On 2022-12-01 15:53, Dominique Martinet wrote:

The fstatat64 structs returned from bin/awk and bin/bash are truncated,
could you provide the same strace with '-v' ?

Yes, I'd also like to see the output with strace -v. Assuming that looks good, I'd then like to see what GDB says about tar, when tar calls fstatat.

This depends on the libc but you need to build with large file support.
-D_LARGEFILE_SOURCE -D_FILE_OFFSET_BITS=64 was it?

./configure should do that sort of thing automatically on a 32-bit build (which this one apparently is). On GNU/Linux there's no need for _LARGEFILE_SOURCE, but _FILE_OFFSET_BITS and _TIME_BITS should both be 64 in recent-enough 32-bit x86 GNU/Linux. On older versions of 32-bit x86 GNU/Linux, _FILE_OFFSET_BITS will be 32 but _TIME_BITS will not be defined (and GNU tar won't work on files with timestamps after the year 2038).

(the kernel has fstatat64 so it should be recent enough, but libc might
be too old, I didn't check since when these exist.)

One possibility is that tar was mis-built with its own _FILE_OFFSET_BITS or _TIME_BITS value disagreeing with that of some library that it's linked to. This would corrupt the data structure that 'tar' sees in its call to fstatat. If so, even if 'strace -v' reports correct results from fstatat64, 'tar' is seeing the wrong data.
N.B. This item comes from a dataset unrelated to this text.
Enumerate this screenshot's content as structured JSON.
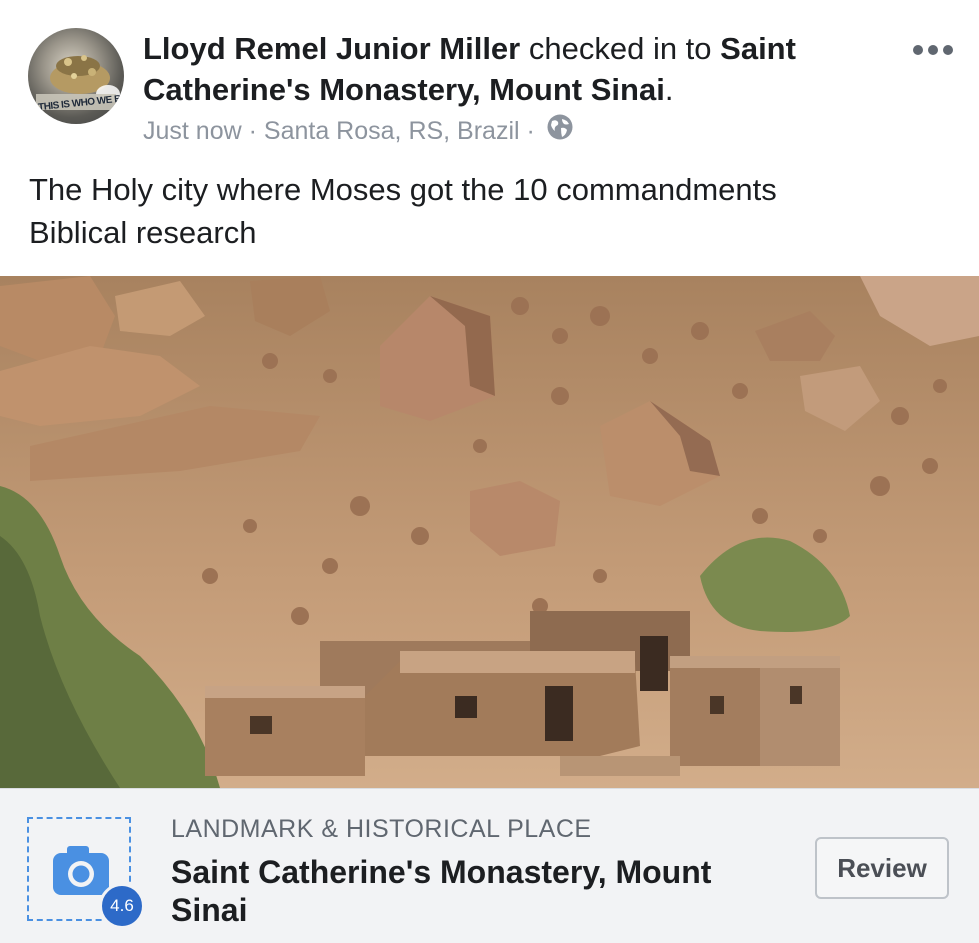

On a Ubuntu 22.10 platform when tar is built with "./configure CC='gcc -m32'" so it's a 32-bit build, 'strace -v' works (and tar works), but this tar is running a new-enough kernel and C library that the fstatat in tar's source code turns into the new statx system call.

If I do the same build on a RHEL 7.9 system I see fstat64 syscalls and tar works fine.

This bug has the smell of perhaps running afoul of recent glibc changes to support 64-bit file timestamps on 32-bit x86. See, for example this October 2020 thread:

https://sourceware.org/pipermail/libc-alpha/2020-October/118623.html

If the headers in /usr/include don't match what's actually in the C library, or the C library was misconfigured when it was built (e.g., configured for a newer kernel than the actual one), then when tar calls fstatat it will get garbage data and will make mistakes based on that garbage. This seems the most likely hypothesis here.